O presidente do CCSIP, que falava durante as comemorações dos 35 anos do Instituto Politécnico de Castelo Branco, disse ainda que "estamos num tempo de lançar projetos, de assumir compromissos". "Só o podemos fazer num clima de estabilidade".

"As instituições politécnicas contam com mais alunos, anseiam por um financiamento estável e esperam da tutela e dos demais atores do ensino superior, diálogo e confiança nas instituições", sustentou.


Para Joaquim Mourato, é necessário um modelo de financiamento ajustado à realidade, estável, de caráter plurianual e orientado para atividades e resultados.

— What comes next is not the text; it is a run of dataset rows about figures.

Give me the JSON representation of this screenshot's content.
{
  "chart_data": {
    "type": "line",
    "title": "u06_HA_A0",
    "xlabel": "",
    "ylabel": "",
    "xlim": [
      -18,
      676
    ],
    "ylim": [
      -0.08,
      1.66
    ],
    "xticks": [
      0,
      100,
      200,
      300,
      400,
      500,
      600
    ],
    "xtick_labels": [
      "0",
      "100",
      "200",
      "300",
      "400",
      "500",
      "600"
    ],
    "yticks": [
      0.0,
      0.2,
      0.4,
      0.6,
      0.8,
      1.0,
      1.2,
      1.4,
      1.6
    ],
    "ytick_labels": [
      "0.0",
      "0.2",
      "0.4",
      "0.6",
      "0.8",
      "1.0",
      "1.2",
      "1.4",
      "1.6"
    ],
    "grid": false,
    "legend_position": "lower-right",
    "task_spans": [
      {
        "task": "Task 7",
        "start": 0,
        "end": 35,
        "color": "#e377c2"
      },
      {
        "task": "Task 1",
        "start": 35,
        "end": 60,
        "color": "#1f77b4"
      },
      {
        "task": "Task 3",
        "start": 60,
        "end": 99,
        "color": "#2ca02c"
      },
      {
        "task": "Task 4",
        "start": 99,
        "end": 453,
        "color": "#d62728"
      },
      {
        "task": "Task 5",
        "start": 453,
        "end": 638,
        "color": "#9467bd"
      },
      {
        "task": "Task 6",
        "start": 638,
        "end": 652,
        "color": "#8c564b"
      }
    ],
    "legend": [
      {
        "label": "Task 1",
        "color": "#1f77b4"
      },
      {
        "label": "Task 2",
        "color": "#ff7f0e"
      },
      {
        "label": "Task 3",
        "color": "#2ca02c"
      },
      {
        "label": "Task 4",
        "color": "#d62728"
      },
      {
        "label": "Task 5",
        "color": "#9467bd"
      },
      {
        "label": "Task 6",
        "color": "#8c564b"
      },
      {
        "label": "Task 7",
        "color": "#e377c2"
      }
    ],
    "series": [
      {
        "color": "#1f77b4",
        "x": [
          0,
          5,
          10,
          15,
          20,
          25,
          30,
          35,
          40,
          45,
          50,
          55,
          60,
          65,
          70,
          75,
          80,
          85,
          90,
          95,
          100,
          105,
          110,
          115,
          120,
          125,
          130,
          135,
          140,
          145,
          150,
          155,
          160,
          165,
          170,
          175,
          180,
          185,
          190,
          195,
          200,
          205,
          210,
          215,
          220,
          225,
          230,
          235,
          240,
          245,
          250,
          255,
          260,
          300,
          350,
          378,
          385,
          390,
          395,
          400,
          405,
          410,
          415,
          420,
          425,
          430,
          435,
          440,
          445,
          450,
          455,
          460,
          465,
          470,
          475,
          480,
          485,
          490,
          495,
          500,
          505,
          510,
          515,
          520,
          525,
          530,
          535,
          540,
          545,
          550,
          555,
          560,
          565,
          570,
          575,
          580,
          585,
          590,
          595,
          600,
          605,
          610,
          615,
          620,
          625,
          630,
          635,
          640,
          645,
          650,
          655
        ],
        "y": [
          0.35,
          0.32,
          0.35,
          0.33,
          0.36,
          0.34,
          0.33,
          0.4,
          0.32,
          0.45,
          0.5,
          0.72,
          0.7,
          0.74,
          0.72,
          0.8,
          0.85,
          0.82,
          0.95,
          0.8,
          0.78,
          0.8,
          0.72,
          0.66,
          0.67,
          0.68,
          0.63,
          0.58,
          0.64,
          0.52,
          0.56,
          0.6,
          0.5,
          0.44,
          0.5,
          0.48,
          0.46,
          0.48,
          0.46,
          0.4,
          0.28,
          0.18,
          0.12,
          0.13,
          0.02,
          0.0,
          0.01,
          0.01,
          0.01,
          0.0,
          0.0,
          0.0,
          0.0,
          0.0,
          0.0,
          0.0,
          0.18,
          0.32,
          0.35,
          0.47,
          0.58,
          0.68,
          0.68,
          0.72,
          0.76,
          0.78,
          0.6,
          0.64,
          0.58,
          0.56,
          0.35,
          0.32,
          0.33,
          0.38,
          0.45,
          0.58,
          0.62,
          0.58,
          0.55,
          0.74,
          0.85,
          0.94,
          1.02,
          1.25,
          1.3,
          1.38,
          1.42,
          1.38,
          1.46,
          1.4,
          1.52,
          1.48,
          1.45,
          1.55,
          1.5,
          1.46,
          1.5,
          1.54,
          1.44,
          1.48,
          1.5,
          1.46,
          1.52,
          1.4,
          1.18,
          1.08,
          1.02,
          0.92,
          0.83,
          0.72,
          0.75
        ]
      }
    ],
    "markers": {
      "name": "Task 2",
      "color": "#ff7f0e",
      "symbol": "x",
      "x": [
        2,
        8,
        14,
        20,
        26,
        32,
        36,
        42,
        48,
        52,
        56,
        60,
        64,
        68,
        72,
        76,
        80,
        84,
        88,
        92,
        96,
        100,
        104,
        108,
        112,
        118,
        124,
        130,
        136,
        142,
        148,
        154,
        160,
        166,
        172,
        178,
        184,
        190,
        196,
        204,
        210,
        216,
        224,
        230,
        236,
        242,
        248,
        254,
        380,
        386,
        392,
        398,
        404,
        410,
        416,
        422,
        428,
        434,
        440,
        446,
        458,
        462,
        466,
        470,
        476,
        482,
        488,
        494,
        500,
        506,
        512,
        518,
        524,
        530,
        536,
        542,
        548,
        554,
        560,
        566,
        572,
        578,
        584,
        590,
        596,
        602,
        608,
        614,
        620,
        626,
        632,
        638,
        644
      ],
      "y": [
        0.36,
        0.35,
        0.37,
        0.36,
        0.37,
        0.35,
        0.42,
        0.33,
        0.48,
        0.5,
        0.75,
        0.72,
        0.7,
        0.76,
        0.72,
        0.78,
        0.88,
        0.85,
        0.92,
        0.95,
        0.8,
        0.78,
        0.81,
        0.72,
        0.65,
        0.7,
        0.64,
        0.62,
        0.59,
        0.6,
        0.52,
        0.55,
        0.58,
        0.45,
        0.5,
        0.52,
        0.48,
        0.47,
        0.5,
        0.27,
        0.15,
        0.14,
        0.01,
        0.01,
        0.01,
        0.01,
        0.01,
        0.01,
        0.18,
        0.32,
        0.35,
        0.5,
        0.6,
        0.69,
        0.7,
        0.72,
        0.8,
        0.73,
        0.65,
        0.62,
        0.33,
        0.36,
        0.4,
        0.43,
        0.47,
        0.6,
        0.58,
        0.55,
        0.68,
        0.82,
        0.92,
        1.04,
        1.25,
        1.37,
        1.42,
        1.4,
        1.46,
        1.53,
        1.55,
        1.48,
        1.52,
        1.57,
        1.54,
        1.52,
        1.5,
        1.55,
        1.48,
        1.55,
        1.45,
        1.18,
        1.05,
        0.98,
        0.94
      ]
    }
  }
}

"Temos insistido com várias propostas para um quadro de princípios para o financiamento das instituições do ensino superior, designadamente a indexação do financiamento ao Produto Interno Bruto [PIB], começando por se situar na média dos países da OCDE", disse.

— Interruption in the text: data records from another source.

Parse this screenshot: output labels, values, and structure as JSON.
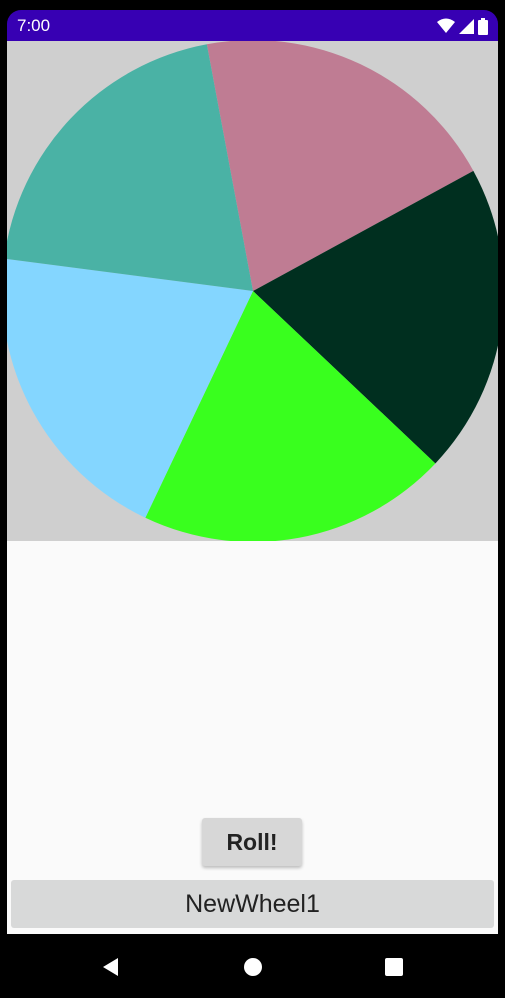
{
  "status_bar": {
    "time": "7:00",
    "background_color": "#3700b3",
    "icons": [
      "wifi-icon",
      "cellular-signal-icon",
      "battery-icon"
    ]
  },
  "wheel": {
    "background_color": "#cfcfcf",
    "segments": [
      {
        "color": "#bf7c93"
      },
      {
        "color": "#002f1f"
      },
      {
        "color": "#39ff1e"
      },
      {
        "color": "#84d6ff"
      },
      {
        "color": "#4ab2a5"
      }
    ]
  },
  "roll_button": {
    "label": "Roll!"
  },
  "wheel_name": {
    "value": "NewWheel1"
  },
  "nav_bar": {
    "icons": [
      "back-icon",
      "home-icon",
      "recents-icon"
    ]
  }
}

Segundo o responsável do CCSIP, esta medida cria estabilidade ao sistema, oscilando em função do desempenho da economia e, por conseguinte, da capacidade de financiamento do Estado.

Defendeu ainda um financiamento da ação social com regras, "que introduza justiça" para todos os estudantes, independentemente da instituição que frequentam e a introdução de critérios que promovam a coesão territorial e prevejam os custos de insularidade.

Já o presidente do Instituto Politécnico de Castelo Branco (IPCB), Carlos Maia, disse, durante o discurso inaugural das comemorações, que 67,7% dos candidatos colocaram a instituição albicastrense como primeira opção, e que a taxa de ocupação de vagas, nos cursos de licenciatura do IPCB, se fixaram nos 94%.

Este responsável sublinhou ainda que atualmente 60% dos docentes da instituição são doutorados.

Carlos Maia realçou também o impacto económico "muito significativo" que o IPCB tem na comunidade envolvente e na região.